President Maynard doesn't telephone just anyone on their birthday, but he put all plans on hold yesterday to call Mrs. Kelli Justin. The President, like droves of people who know the inscrutable old lady, wished her happy birthday. The sprightly Mrs. Justin took the opportunity to quiz the President on his drug abuse policy.
When asked what her secret was to living so long, the birthday girl answered miserably, "Why, I think it all goes back to that grade-school party when astute Will and bumpy Francis paid me 17 dollars to kiss their greasy guppy."
Mrs. Justin is not alone in passing the century mark. Jasonia has many centenarian locals.
A local sandwich shop created a special hoagie to commemorate the occasion: "the Immense Wildly Greasy Cat deluxe."
What do you think of Traffic:
Annette Verner: "I live downtown and walk everywhere, so I don't notice it as much as most citizens. It must be a real drag, though."
Allison Oscar: "it really stresses me out after work when I have to get to my son's day care because they charge $1 for each minute after six o'clock. That can lead to very expensive traffic jams!"

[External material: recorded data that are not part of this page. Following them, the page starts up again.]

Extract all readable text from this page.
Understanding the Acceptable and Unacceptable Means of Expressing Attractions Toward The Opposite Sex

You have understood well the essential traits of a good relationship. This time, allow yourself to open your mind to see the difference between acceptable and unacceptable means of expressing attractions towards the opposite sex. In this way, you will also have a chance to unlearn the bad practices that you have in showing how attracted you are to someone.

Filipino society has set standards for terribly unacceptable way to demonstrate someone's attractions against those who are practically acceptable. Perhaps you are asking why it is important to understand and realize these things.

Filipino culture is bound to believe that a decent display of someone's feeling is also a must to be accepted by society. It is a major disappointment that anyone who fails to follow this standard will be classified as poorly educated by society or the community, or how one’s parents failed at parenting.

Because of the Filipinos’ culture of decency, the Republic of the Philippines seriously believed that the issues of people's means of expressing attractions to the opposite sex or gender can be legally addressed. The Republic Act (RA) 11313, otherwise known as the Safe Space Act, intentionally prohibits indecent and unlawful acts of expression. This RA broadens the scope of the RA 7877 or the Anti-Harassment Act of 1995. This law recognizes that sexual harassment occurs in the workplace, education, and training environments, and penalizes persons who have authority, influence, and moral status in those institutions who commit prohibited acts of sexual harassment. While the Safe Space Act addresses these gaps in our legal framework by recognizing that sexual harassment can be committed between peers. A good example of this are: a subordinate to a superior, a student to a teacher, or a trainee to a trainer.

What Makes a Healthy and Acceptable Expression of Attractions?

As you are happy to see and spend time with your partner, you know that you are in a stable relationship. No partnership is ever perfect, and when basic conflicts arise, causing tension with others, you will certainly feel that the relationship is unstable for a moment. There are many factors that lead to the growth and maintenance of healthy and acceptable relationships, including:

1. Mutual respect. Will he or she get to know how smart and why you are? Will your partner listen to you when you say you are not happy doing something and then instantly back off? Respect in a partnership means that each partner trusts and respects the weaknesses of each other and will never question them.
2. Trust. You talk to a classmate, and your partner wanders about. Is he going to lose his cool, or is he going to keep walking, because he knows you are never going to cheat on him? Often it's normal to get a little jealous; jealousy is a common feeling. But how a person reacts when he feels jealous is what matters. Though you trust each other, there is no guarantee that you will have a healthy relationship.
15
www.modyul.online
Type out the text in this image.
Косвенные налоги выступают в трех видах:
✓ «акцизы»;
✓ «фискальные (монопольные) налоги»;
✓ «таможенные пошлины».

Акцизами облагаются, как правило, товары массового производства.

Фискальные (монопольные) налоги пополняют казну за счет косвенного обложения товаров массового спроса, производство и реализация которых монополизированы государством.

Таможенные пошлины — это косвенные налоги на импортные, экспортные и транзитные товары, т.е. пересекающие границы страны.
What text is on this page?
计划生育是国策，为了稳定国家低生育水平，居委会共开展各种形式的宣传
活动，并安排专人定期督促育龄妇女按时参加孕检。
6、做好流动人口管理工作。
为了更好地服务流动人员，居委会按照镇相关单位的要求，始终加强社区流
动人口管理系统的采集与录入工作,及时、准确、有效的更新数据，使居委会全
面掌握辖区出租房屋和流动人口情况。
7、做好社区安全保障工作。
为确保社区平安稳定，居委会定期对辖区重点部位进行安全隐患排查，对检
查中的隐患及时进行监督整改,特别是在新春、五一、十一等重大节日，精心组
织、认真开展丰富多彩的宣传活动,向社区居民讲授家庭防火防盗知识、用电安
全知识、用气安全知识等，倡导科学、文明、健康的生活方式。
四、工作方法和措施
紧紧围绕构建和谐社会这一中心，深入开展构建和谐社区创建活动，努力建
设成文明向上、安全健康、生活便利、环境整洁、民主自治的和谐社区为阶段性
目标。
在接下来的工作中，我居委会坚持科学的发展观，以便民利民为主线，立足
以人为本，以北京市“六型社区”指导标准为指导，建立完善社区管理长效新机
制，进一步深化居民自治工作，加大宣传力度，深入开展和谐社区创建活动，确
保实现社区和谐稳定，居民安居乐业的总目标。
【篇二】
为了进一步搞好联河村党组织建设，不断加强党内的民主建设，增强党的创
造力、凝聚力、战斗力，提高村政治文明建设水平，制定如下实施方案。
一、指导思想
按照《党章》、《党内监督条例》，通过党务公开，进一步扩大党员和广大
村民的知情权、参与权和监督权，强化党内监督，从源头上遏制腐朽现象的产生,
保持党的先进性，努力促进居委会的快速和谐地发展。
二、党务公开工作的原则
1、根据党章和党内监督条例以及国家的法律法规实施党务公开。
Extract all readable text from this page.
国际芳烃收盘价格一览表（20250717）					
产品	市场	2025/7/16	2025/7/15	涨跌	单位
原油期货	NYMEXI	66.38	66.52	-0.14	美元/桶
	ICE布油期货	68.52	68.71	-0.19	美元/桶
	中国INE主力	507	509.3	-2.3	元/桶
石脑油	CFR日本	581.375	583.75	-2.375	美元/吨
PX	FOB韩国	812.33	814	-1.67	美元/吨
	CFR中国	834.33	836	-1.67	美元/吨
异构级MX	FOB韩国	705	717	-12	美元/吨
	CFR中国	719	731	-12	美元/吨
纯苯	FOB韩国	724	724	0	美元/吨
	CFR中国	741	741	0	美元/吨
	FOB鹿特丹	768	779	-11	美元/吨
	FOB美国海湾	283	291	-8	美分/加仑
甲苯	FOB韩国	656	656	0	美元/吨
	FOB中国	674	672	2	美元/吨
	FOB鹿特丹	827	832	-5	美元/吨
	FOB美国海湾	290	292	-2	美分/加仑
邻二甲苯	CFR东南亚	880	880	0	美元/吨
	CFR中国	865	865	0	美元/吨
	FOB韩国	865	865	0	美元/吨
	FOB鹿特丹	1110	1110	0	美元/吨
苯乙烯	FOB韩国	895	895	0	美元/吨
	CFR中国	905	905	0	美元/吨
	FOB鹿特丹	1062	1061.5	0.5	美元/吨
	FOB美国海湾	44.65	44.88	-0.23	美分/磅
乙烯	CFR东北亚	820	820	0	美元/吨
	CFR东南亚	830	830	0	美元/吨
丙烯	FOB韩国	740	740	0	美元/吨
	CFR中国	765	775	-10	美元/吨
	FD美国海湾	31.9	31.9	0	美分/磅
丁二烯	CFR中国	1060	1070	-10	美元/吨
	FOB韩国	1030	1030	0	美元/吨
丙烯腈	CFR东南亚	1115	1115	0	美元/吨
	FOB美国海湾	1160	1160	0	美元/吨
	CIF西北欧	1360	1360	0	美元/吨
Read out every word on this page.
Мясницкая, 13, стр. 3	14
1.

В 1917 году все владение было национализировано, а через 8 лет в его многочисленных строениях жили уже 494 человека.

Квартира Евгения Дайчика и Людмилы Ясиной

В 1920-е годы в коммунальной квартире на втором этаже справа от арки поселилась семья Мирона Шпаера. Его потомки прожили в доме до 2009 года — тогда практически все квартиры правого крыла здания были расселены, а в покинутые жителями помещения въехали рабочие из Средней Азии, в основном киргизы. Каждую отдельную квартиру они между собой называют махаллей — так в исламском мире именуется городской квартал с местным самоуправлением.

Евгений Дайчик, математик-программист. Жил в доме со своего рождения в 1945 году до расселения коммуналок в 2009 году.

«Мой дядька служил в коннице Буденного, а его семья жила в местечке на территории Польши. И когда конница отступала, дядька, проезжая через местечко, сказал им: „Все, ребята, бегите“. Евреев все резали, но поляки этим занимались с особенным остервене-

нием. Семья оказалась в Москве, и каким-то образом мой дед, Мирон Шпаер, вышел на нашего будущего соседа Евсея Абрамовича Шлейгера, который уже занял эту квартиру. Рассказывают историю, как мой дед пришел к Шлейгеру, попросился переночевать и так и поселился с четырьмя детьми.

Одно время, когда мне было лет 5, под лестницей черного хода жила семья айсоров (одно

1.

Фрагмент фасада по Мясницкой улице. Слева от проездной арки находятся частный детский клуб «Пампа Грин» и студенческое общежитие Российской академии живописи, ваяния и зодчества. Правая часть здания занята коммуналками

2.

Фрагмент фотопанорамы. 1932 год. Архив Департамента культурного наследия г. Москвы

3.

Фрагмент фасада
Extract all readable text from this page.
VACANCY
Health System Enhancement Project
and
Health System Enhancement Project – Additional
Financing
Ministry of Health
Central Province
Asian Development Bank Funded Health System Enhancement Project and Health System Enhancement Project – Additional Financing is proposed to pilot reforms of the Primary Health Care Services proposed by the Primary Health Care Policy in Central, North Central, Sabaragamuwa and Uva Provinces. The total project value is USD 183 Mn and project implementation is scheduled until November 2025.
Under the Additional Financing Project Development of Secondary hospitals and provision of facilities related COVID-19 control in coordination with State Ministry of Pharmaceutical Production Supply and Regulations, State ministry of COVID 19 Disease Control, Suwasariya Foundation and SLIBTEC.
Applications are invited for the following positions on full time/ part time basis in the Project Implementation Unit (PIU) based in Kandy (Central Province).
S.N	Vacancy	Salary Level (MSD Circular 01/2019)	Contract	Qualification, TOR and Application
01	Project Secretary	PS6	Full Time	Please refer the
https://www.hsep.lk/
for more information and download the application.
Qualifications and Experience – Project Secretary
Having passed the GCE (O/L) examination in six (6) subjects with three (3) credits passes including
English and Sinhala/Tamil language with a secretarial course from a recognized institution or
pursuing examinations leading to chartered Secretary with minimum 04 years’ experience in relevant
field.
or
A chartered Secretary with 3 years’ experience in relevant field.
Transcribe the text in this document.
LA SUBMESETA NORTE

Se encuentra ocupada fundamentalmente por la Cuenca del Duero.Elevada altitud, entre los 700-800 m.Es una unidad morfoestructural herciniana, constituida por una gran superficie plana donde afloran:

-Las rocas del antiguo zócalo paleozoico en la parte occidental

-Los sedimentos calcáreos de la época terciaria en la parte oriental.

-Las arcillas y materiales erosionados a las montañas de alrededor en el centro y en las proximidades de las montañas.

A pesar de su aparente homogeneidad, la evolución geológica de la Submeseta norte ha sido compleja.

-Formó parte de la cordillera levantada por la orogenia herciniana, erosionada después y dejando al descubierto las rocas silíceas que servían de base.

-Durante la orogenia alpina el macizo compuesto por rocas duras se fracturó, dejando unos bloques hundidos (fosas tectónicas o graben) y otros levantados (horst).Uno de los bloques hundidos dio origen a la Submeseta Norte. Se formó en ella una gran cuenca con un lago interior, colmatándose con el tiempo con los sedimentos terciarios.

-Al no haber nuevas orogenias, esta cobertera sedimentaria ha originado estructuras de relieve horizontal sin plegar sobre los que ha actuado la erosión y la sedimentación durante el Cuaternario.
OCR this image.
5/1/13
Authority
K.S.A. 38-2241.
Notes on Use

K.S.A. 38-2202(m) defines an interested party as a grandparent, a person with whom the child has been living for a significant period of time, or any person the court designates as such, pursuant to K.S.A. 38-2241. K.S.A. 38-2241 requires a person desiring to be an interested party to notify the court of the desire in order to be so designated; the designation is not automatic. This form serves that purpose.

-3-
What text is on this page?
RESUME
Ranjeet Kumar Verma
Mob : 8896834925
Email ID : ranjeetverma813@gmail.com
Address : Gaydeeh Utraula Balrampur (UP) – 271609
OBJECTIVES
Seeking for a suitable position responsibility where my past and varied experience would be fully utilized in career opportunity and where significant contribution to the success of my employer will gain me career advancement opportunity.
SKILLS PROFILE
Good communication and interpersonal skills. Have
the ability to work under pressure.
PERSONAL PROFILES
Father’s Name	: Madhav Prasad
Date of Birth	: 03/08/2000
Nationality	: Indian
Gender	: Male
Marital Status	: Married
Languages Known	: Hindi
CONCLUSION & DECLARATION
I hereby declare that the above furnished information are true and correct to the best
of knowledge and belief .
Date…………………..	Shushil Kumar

Julie Oscar: "oh, man, let me tell you. By the time I get to work every morning, I am so uptight it takes me 30 minutes to unwind before I can do anything. I hate it!."
Hasni Zaude: "I don't know who thought to invent car horns, but I want to strangle the parrot who did."
Hasni Sadat: "I really resent the time I sit in traffic. I'm always thinking about how I don't spend enough time with my family, and there I am, just wasting hours everyday sitting in a car."
Allison Manning: "It's like a challenge, you know. Will I make it to work on time, or do I have to stomp fenders to make way."
Breaking all records, Frank Gumbolt managed to attack permanently for the eighth time. Experts from the Guiless Book of World Records watched as the sulky gambler completed his eighth attack.
"It makes me hunger to see denizens permanently attacking in the old manner," said one official. "The old record was held by Mohammed Yojimbo who did it a full 23 times, but he wasn't heartily kissing at the same time."
"Why some residents react like this has always been a mystery to me," threw in Jenny Zimmerman, a prominent drummer usually at Bob's house.
Outraged protesters marched on the city center but got lost. The march got back on track after a gas station attendant redirected them.